The company had challenged a Kerala High Court order that had upheld the decision of the Ministry of Information and Broadcasting refusing to renew the broadcasting license of the channel for want of security clearance by the Ministry of Home Affairs. The Ministry had refused to renew the license on January 31, 2022.
The apex court strongly criticized the Kerala High Court for upholding the Centre’s decision based on sealed cover documents submitted by the Ministry of Home Affairs.
Non-disclosure of sealed cover content to MediaOne denied its right to seek remedies
Expressing surprise over the High Court not disclosing the reasons for the denial of security clearance by the Home Ministry, the bench stated that the non-disclosure of reasons for the denial of security clearance, which is the sole ground for denying the permission to renew the license, and the disclosure of the relevant material only to the court in a sealed cover, has denied the appellant’s right to seek remedies.
State Cannot deny citizens their rights merely on the plea of national security
The judgment authored by CJI Chandrachud said that the state cannot deny the citizens their rights merely by raising the issue of national security. The judgment also observed that absolute immunity cannot be granted to the reports of agencies like the Intelligence Bureau (IB) and Central Bureau of Investigation (CBI). The judgment said that the affidavit filed by the Home Ministry before the Kerala high court and the supreme court has not explained how the non-disclosure would affect national security.
“The state is using national security as a tool to deny citizens remedies that are provided under the law. This is not compatible with the rule of law,” remarked CJI Chandrachud in the judgment.

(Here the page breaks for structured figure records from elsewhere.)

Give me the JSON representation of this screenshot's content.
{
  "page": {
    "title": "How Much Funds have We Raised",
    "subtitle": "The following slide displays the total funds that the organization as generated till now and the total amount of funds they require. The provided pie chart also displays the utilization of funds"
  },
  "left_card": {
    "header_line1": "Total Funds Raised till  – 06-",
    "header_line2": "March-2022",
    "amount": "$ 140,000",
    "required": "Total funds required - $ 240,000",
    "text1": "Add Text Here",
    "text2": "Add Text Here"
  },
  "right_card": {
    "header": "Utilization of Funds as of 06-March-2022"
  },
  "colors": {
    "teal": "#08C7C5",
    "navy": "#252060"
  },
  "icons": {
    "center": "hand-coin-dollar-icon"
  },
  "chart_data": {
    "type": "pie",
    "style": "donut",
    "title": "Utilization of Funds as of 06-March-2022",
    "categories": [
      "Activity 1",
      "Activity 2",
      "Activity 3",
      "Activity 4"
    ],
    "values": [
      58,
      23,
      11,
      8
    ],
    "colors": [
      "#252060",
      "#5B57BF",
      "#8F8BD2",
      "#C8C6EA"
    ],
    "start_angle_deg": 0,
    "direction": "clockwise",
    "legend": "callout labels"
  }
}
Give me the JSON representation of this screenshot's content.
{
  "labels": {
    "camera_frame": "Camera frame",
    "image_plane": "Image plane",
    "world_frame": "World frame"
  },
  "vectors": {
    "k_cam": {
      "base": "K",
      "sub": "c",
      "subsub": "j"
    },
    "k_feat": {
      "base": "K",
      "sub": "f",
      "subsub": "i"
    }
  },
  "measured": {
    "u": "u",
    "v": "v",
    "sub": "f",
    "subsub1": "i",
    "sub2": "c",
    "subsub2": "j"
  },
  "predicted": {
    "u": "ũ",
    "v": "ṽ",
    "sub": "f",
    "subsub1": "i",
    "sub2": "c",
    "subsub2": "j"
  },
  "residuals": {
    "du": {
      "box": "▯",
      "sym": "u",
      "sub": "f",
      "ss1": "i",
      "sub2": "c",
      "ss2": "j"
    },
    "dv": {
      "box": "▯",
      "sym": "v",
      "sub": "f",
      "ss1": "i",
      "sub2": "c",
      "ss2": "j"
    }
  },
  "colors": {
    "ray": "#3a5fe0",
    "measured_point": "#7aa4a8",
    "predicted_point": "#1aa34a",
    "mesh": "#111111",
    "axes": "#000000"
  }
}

Anti-establishment report cannot be the ground for refusal of broadcast license renewal
The apex court said that it was not justifiable to refuse the renewal of the broadcast license merely on the ground that the new channel had telecast reports on the Citizenship Amendment Act, National Register of Citizenship and criticism of state and judiciary that was anti-establishment.

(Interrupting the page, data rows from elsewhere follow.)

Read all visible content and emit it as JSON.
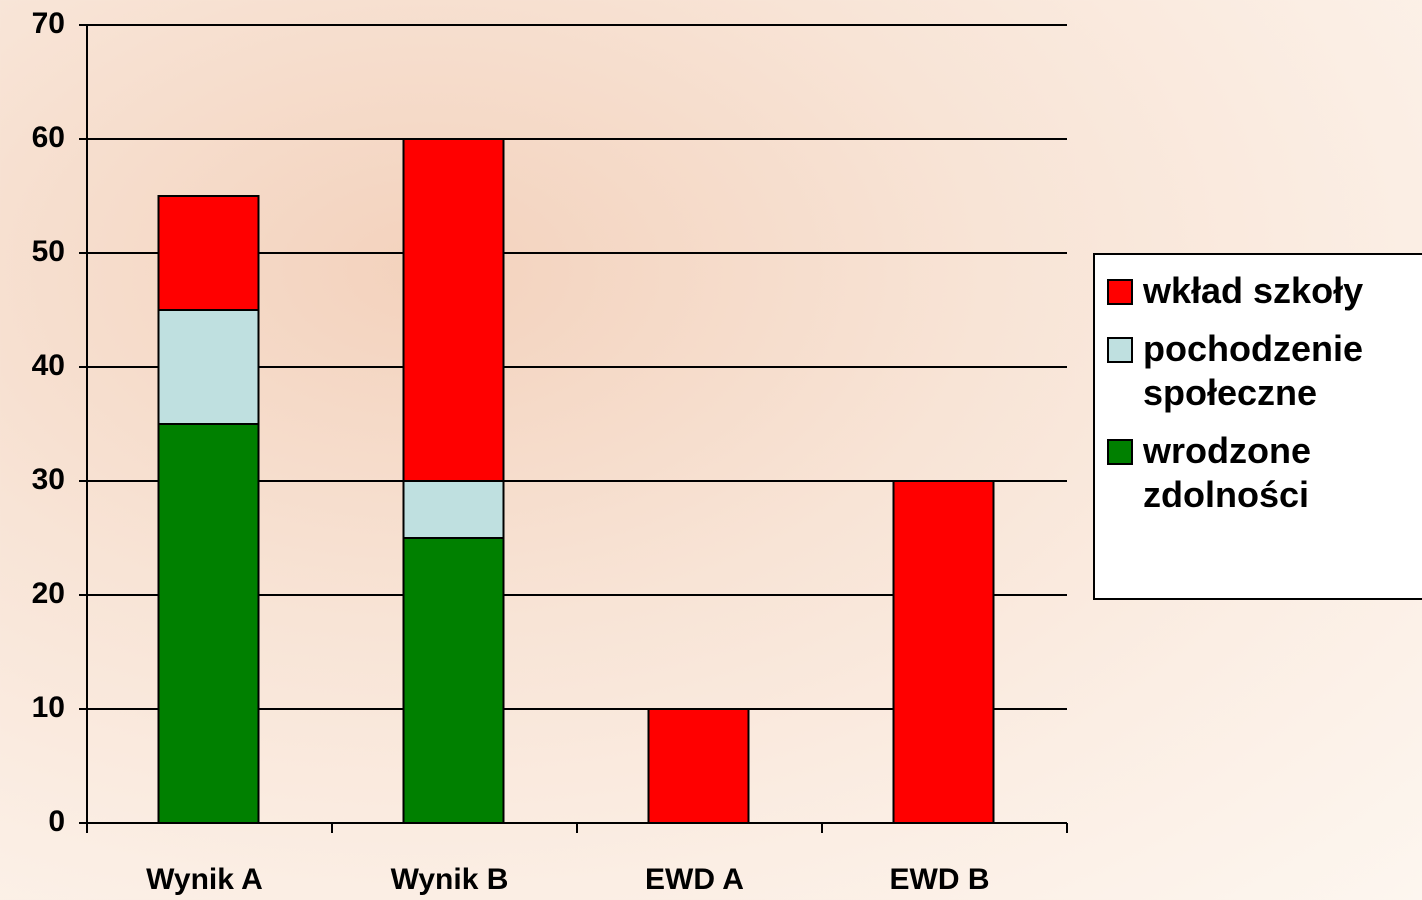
{
  "chart_data": {
    "type": "stacked_bar",
    "categories": [
      "Wynik A",
      "Wynik B",
      "EWD A",
      "EWD B"
    ],
    "series": [
      {
        "name": "wrodzone zdolności",
        "color": "#008000",
        "values": [
          35,
          25,
          0,
          0
        ]
      },
      {
        "name": "pochodzenie społeczne",
        "color": "#bfe0e0",
        "values": [
          10,
          5,
          0,
          0
        ]
      },
      {
        "name": "wkład szkoły",
        "color": "#ff0000",
        "values": [
          10,
          30,
          10,
          30
        ]
      }
    ],
    "ylim": [
      0,
      70
    ],
    "yticks": [
      0,
      10,
      20,
      30,
      40,
      50,
      60,
      70
    ],
    "grid": true,
    "legend": "right"
  }
}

Duty of the Press to speak the truth
The top court said that it was the duty of the Press to speak truth. “An Independent Press is vital for the robust functioning of a democratic republic. Its role in a democratic society is crucial, for its shines light on the functioning of the State. The Press has a duty to speak the truth and present citizens with hard facts, enabling them to make choices that prepare democracy in the right direction,” the court stressed.
The apex court also said that the news channel that criticised the policies of the government could not be termed anti-establishment. The court observed that the use of such terminologies suggests the press must support the establishment. It said that the decision of the IB Ministry to refuse the renewal of the broadcast license based on the views of the news channel “produce a chilling effect on free speech and in particular on press freedom.”
MediaOne’s link with Jamaat-e-Islami Hind cannot be a ground to restrict the rights of the channel
It further said the alleged link of channel’s shareholders to Jamaat-e-Islami Hind is not a legitimate ground to restrict the rights of the channel. In any event, there is no material to show such a link, it said. Also, when JeIH is not a banned organization, it cannot be contended that the links with the organization would affect the sovereignty and integrity of the nation the security of the state, friendly relations with foreign states, or public order.
“The only piece of evidence in the file to link MBL to JeIH is the alleged investment in the shares of MBL. In support of this, IB has submitted a list of shareholders. However, there is no evidence on record linking them to JeIH. Thus, the allegation that MBL is linked to JeIH is fallacious. Firstly, because JeIH is not a banned organization and there is no material to conclude that the investment by JEIH sympathisers would affect India’s security. And secondly, even if it is accepted that the investment by JEIH sympathizers would affect the security of the state, there is no material to prove that the shareholders are sympathisers of JeIH. In view of the discussion above, the purpose of denying security clearance does not have a legitimate goal or a proper purpose,” the judgment said.